The mysterious case of Kris Humphries and the ailing Nets
The Brooklyn Nets saw their record fall to 13-10, with an 83-82 loss to the Chicago Bulls on Saturday night.
It's not clear to anyone, least of all the Nets, why their play has dropped off so sharply after an 11-4 start to the season.
Though many of those losses came without Brook Lopez, the Nets received excellent play from Andray Blatche in Lopez's absence. And Lopez not only played Saturday night against the Bulls, he played quite well, with 18 points, 10 rebounds and two blocks in just over 25 minutes.
One variable is coach Avery Johnson's use of Kris Humphries. In recent games, the Nets have seen far less of Humphries and far more Reggie Evans, who replaced Humphries in the starting lineup over the past five games.

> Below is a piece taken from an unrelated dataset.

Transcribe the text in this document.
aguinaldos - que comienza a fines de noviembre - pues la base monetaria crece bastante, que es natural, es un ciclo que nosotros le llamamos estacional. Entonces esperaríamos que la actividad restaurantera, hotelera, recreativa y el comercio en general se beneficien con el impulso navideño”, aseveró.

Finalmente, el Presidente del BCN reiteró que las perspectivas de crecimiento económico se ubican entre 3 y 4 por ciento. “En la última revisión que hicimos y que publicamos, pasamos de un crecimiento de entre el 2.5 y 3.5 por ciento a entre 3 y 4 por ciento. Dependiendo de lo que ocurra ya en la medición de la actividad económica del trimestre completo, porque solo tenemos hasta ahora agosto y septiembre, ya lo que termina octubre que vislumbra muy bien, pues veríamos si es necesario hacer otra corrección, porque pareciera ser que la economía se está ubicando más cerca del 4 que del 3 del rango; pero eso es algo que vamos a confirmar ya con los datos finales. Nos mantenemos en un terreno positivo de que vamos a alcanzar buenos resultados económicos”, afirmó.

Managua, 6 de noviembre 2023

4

This was supposed to be due to Johnson's preference to keep Evans and Blatche together, to last until Lopez returned. But in the past two games, Lopez and Evans have started together.
And over the past five games, Evans has played just under 30 minutes per contest; Humphries' average is at just 16.7. So for practical purposes, Evans has been the primary power forward.

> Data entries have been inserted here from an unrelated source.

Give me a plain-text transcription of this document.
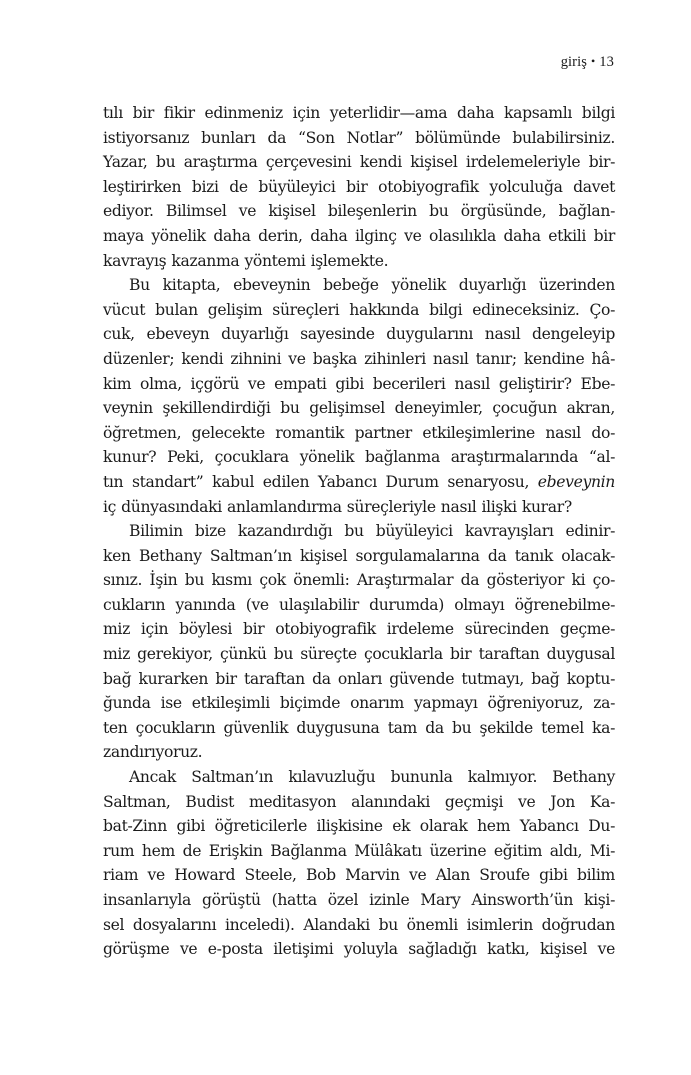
giriş • 13
tılı bir fikir edinmeniz için yeterlidir—ama daha kapsamlı bilgi
istiyorsanız bunları da “Son Notlar” bölümünde bulabilirsiniz.
Yazar, bu araştırma çerçevesini kendi kişisel irdelemeleriyle bir-
leştirirken bizi de büyüleyici bir otobiyografik yolculuğa davet
ediyor. Bilimsel ve kişisel bileşenlerin bu örgüsünde, bağlan-
maya yönelik daha derin, daha ilginç ve olasılıkla daha etkili bir
kavrayış kazanma yöntemi işlemekte.
Bu kitapta, ebeveynin bebeğe yönelik duyarlığı üzerinden
vücut bulan gelişim süreçleri hakkında bilgi edineceksiniz. Ço-
cuk, ebeveyn duyarlığı sayesinde duygularını nasıl dengeleyip
düzenler; kendi zihnini ve başka zihinleri nasıl tanır; kendine hâ-
kim olma, içgörü ve empati gibi becerileri nasıl geliştirir? Ebe-
veynin şekillendirdiği bu gelişimsel deneyimler, çocuğun akran,
öğretmen, gelecekte romantik partner etkileşimlerine nasıl do-
kunur? Peki, çocuklara yönelik bağlanma araştırmalarında “al-
tın standart” kabul edilen Yabancı Durum senaryosu, ebeveynin
iç dünyasındaki anlamlandırma süreçleriyle nasıl ilişki kurar?
Bilimin bize kazandırdığı bu büyüleyici kavrayışları edinir-
ken Bethany Saltman’ın kişisel sorgulamalarına da tanık olacak-
sınız. İşin bu kısmı çok önemli: Araştırmalar da gösteriyor ki ço-
cukların yanında (ve ulaşılabilir durumda) olmayı öğrenebilme-
miz için böylesi bir otobiyografik irdeleme sürecinden geçme-
miz gerekiyor, çünkü bu süreçte çocuklarla bir taraftan duygusal
bağ kurarken bir taraftan da onları güvende tutmayı, bağ koptu-
ğunda ise etkileşimli biçimde onarım yapmayı öğreniyoruz, za-
ten çocukların güvenlik duygusuna tam da bu şekilde temel ka-
zandırıyoruz.
Ancak Saltman’ın kılavuzluğu bununla kalmıyor. Bethany
Saltman, Budist meditasyon alanındaki geçmişi ve Jon Ka-
bat-Zinn gibi öğreticilerle ilişkisine ek olarak hem Yabancı Du-
rum hem de Erişkin Bağlanma Mülâkatı üzerine eğitim aldı, Mi-
riam ve Howard Steele, Bob Marvin ve Alan Sroufe gibi bilim
insanlarıyla görüştü (hatta özel izinle Mary Ainsworth’ün kişi-
sel dosyalarını inceledi). Alandaki bu önemli isimlerin doğrudan
görüşme ve e-posta iletişimi yoluyla sağladığı katkı, kişisel ve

It's not hard to see why Johnson made this choice. Evans has been posting eye-popping rebounding numbers, grabbing 18 of them against the Knicks last week, and putting up 10 double-digit rebounding games already.

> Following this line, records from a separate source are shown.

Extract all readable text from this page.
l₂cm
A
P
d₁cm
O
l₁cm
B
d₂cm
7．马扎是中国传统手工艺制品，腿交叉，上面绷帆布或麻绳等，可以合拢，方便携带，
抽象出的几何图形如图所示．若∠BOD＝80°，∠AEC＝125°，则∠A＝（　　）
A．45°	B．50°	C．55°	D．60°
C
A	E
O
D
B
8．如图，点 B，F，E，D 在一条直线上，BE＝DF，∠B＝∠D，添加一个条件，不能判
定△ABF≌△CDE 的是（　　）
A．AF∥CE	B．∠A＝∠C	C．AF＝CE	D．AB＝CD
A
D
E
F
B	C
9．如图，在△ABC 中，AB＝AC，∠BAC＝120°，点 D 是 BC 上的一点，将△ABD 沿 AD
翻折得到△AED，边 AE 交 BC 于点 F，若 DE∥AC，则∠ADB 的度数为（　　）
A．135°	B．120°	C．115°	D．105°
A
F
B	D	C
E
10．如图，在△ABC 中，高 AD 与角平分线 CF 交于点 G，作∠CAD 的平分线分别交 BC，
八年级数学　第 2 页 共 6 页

Humphries isn't far behind, though, with a high of 21 earlier this year, and seven double-digit rebounding games to date.
The thing about Evans is, rebounding is all he does. He's not a particularly gifted defender. His field goal percentage this season is 59 percent, but that is way out of line from his career mark of 46 percent, a very poor efficiency from someone whose shots are almost all putbacks right around the rim. And his season-high in shots taken this season in any game is just four.
This lack of complementary skills is the reason Evans signed a one-year, veterans' minimum deal with the Nets. And the reason Humphries got two years, $24 million this offseason was because he can rebound nearly as well as Evans, while scoring efficiently and defending well.
Other than a slight dip in his field goal shooting so far, Humphries has been every bit the player he was last season, and the season before. Playing Evans over Humphries means more attention on defending Brook Lopez inside. It means opponents can move more quickly to help defend Deron Williams and Joe Johnson, since the Nets are essentially playing 5-on-4 on the offensive end. It simply doesn't make them as effective an offensive team, and it is that offense that needs to carry them as far as they'll go.
And the tradeoff doesn't yield much in the way of defense, or even rebounding.
Reggie Evans entered the season in a contest with Mirza Teletovic for backup power forward minutes, and his rebounding made him a great fit to take those minutes.
But playing Evans over Humphries, to judge by the Nets' record, isn't helping anyone.